3 Results and discussion

We conducted respiratory tests with the detection circuit on an experimental breadboard to corroborate circuit’s operation. We placed the face mask on the nose of five volunteers imitating patients. Patients were collocated in different corporal positions and stimulated the FS5 sensor with low respiration levels. According the results, the breathing detection system was capable of discerning between low respiration and an external parasitic air flow. The experimental setup is shown in Fig. 7.

Fig. 7
figure 7

Experimental setup used in the laboratory tests

We tested the performance of our innovative technology under different conditions, such as audible noise, changes in room temperature, changes in ambient light, and transitory random air flow events.

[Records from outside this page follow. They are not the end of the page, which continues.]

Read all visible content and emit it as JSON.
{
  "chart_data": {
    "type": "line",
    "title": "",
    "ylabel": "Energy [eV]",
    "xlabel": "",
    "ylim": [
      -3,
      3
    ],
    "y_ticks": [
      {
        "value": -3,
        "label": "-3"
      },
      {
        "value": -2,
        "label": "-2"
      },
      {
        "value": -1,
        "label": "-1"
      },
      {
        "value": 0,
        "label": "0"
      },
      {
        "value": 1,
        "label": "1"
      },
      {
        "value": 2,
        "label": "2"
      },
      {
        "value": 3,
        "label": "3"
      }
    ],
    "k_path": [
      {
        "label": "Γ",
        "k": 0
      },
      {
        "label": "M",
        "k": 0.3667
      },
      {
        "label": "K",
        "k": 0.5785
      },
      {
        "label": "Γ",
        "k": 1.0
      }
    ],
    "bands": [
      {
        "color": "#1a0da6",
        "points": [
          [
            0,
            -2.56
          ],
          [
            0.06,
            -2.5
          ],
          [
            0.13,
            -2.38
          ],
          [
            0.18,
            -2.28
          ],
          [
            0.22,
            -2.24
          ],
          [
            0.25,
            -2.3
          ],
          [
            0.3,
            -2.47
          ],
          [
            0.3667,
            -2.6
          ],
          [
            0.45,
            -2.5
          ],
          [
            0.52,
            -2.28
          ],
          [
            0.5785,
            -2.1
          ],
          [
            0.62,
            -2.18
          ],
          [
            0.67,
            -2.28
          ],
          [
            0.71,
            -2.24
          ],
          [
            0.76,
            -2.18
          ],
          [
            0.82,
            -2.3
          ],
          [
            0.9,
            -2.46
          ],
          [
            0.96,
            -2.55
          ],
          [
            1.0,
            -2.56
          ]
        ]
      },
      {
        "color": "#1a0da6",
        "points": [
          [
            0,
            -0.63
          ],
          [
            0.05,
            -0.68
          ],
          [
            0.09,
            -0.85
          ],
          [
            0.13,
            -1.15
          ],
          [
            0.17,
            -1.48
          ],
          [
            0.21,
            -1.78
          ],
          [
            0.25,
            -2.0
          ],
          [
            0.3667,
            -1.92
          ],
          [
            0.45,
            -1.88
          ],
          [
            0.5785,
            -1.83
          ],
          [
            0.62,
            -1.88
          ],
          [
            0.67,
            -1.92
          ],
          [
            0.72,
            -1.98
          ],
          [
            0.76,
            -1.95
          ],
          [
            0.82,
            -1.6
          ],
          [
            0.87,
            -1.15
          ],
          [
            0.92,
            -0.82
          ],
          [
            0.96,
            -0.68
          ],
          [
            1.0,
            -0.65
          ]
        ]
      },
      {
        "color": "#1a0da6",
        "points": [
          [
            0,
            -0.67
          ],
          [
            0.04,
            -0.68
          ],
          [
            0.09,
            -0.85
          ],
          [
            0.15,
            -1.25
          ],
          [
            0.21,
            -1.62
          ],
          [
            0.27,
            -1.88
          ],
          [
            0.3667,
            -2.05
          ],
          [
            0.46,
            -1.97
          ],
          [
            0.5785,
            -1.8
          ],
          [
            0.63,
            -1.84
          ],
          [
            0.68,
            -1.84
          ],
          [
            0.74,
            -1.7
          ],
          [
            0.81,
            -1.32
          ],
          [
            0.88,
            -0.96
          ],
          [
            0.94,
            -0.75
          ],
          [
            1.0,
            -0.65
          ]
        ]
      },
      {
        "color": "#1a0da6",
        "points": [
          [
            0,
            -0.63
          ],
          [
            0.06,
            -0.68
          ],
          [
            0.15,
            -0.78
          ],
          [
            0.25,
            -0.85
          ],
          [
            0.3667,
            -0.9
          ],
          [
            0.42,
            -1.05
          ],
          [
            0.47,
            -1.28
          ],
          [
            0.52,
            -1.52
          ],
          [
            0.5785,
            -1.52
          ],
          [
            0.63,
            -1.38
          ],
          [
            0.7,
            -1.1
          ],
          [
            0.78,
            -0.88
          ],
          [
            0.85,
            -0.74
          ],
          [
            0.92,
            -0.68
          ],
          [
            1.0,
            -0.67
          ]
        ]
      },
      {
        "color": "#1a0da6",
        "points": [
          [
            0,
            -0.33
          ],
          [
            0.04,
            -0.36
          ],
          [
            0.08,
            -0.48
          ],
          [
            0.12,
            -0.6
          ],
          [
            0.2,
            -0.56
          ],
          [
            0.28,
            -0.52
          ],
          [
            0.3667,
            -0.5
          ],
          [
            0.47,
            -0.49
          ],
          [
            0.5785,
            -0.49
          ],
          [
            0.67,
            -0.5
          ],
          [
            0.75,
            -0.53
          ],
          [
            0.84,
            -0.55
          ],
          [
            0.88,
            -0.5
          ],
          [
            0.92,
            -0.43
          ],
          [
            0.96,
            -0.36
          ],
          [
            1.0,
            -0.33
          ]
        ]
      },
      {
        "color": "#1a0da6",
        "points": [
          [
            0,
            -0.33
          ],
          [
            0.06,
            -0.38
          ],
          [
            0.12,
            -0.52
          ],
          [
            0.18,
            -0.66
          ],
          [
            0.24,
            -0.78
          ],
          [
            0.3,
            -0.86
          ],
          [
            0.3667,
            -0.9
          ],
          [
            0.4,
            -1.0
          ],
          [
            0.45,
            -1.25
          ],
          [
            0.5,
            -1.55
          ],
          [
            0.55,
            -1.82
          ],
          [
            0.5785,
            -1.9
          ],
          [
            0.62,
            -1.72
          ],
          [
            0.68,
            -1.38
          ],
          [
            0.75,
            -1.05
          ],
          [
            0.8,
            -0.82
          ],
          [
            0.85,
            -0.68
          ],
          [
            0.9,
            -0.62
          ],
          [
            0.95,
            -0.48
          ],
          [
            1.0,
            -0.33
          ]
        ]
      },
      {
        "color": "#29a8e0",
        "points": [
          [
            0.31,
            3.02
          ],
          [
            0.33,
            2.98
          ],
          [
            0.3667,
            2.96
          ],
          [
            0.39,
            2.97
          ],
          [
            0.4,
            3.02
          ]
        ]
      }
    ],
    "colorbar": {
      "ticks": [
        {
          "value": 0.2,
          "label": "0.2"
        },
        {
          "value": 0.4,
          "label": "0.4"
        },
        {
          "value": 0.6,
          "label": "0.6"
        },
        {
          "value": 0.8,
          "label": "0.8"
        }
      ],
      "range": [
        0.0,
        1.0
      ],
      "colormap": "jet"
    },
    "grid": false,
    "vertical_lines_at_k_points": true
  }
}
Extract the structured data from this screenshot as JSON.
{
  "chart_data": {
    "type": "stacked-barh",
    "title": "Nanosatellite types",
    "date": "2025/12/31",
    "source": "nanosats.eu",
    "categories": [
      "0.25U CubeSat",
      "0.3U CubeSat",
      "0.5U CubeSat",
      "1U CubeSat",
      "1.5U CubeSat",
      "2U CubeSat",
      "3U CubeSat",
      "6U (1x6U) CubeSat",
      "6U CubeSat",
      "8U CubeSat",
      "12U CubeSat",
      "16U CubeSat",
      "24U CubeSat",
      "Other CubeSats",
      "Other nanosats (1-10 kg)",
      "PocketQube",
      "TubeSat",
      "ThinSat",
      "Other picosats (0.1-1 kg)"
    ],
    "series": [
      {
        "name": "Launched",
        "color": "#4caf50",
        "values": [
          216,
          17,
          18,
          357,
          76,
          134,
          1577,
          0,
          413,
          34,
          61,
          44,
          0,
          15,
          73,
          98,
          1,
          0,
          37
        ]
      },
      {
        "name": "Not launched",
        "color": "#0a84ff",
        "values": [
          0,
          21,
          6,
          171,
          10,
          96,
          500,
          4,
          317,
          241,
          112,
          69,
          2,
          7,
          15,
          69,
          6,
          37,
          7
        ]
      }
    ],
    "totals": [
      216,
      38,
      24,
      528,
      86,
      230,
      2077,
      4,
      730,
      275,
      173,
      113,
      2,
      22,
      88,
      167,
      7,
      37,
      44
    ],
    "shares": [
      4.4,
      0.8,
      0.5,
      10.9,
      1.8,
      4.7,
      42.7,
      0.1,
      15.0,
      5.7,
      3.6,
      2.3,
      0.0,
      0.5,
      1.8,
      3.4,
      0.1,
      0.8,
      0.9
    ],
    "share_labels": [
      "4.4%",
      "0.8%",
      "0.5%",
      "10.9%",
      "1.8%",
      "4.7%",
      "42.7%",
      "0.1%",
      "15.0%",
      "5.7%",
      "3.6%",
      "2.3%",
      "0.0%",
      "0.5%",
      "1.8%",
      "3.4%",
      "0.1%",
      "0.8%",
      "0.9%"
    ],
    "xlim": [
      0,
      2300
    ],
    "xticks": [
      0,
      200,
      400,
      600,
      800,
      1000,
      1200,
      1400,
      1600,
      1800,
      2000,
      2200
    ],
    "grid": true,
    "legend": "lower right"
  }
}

After obtaining a robust prototype of a medical auxiliary, we designed and built a printed circuit using Altium Designer software (student version). Then, we incorporated the circuit to the face mask. Figure 8 illustrates the final printed circuit.

Fig. 8
figure 8

Electronic schematic diagram of the detection system

Since the SF5 sensor is highly sensitive, it may detect small air currents as a fake positive, thus adding breaths to the summation. We eliminate this source of error conditioning measurements to maintaining air flow constant for more than 700 ms (average time measured with the oscilloscope). After this time, we count an exhalation. The technology that we presented here to the respiration mask can be used for developing novel biomedical devices using the FS5 sensor.

4 Conclusions

We managed to characterize respiration by means of an airflow sensor and verify inhalation and exhalation times, as well as inhalation frequency. These parameters were implemented with a microcontroller to have an indicator of the intensity of breathing. Moreover, we managed to monitor respiratory rate using a modified medical face mask that does not disturb the natural process of breathing in patients with low level of respiration related to a health transitory risk. As future work, we will seek to change the components for surface assembling to reduce the size of the printed circuit. Similarly, we will attempt to design a face mask that incorporates the electronic circuits between their material layers.